Tonight's line-up covers several shades of the label's broad spectrum. Stephanie Dosen is first up and immediately sets a high standard. A singer-songwriter of angelic physical demeanour, she has a voice that conveys beauty and assertion and reminds of both Regina Spector and Harriet Wheeler. However, with continued listening the voice develops a character and strength all of its own. In many ways she could be thought of as the archetypal signing for a label run by two former Cocteaus; heavenly songs performed by a singer who can turn a delicate murmur to a soaring, spine-tingling wail within seconds. Paying tribute to her label she turns comedienne in order to sing an ad-libbed ditty that recalls how her bosses had plucked her from the obscurity of working in a shoe shop. Her kooky sense of humour seems to both baffle and beguile the audience, but all were surely moved by her performance for the stunning 'A Lily For The Spectre', for which cello and violin provided the sole backing to her gently plucked guitar and transcendent vocal.
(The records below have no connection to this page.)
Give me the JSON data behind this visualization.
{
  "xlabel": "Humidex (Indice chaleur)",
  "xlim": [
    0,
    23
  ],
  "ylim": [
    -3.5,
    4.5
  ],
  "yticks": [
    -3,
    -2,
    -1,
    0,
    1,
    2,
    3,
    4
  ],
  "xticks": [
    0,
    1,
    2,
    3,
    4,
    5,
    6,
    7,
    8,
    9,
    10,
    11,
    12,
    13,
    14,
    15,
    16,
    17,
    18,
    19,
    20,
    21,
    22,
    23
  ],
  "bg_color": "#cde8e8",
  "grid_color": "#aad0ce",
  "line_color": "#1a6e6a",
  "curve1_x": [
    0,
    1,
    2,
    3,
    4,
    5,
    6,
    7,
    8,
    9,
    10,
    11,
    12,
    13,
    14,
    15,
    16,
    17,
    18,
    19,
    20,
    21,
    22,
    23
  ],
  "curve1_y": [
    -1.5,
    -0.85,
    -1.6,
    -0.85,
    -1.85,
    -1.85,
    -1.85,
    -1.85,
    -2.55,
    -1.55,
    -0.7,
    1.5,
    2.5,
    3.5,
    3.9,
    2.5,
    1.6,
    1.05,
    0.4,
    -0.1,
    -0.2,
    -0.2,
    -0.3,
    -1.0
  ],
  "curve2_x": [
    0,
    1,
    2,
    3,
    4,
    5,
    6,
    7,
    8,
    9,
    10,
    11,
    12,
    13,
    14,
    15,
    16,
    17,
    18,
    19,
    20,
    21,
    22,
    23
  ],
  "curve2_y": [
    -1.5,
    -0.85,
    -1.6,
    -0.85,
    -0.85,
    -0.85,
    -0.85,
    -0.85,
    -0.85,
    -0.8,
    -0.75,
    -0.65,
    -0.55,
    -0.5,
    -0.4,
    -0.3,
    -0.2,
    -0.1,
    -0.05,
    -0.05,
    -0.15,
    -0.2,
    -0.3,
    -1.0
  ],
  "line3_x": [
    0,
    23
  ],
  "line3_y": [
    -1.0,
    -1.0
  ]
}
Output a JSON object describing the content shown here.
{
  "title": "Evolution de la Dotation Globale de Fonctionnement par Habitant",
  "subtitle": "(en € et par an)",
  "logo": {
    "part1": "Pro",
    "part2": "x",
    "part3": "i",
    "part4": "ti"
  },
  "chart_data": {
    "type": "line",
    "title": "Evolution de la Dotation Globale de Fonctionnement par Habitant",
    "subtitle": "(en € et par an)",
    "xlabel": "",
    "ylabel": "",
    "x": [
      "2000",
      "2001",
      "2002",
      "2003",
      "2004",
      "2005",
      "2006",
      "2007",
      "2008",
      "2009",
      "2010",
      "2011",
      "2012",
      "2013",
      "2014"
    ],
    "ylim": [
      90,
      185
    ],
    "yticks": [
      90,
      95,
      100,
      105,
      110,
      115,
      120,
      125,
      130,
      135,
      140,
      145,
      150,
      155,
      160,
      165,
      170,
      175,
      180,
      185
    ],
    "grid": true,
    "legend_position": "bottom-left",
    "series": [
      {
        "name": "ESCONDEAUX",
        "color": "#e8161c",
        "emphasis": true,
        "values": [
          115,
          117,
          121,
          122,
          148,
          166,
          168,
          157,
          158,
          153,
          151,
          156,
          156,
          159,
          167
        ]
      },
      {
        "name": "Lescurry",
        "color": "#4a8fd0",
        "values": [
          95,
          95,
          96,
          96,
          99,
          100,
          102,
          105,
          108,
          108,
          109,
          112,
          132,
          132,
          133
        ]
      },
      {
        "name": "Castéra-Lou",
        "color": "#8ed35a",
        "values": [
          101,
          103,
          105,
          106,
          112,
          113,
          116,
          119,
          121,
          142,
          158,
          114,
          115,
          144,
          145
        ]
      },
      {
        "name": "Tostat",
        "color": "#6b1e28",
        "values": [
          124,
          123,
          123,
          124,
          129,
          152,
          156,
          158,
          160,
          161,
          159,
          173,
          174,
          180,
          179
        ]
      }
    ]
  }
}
Next up are Danish band 'The Kissaway Trail', who put in an entertainingly energetic performance. Creating the sort of expansive cacophony you'd expect from a band containing three guitarists, the live situation gives songs such as 'Smother + Evil = Hurt' and 'La La Song' a completely new dimension. They finish their set with a pounding rock 'n' roll ending so long it even includes an interval, which sees the band members raise placards aloft spelling out the message 'BELLA UNION ROCKS', along with a series of love hearts. It was a nice moment that summed up the whole ethos and strength of the label - the relationship between Bella Union and their artists is one of warmth and respect. The label has complete admiration for its bands, which inspires loyalty and trust in return. They're like one big, happy family.
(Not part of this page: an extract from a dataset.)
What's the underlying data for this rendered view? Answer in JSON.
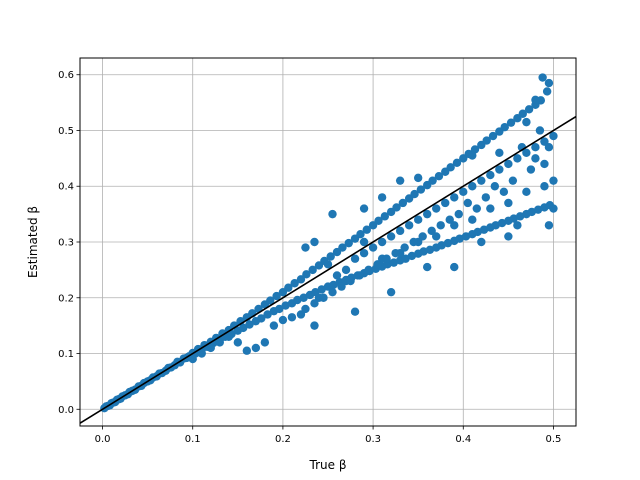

The Dears then follow and tonight their soulful brand of alternative rock really cuts through, seeing them ultimately, and surprisingly, claiming the award for the band most likely to cause tinnitus. On stage they cut a peculiar dash; all six members (drummer and two female keyboard players included) lined up at the front, squaring up to the audience like a street gang containing members of Godspeed! and The Human League. Murray Lightburn's powerful vocal is typically passionate and, as strong as the temptation may be to defy Morley's wishes and compare them to every other band under the sun (The Smiths anyone?), it is evident from their live show that they really aren't quite like anyone else.

It is final act Midlake who provide the night's real surprises however, in the form of appearances from label boss Raymonde, a vocal outing for Stephanie Dosen, and a special guest spot for Romeo Stodart of The Magic Numbers, who joins the band for 'Roscoe'. That isn't all they have up their sleeves though; the biggest treat is reserved for the appearance of Paul Weller, who plays and co-sings a pumped-up version of 'Young Bride'. A real coup for the band and a fitting gift for both label and audience, it is a moment that helps prove that Weller's legend extends far beyond mere Modfatherhood.

As proceedings end in celebratory mood, the evening's showcase proves that, as a label, Bella Union is not just important - it's vital. Let's just pray it is still going strong in another ten years.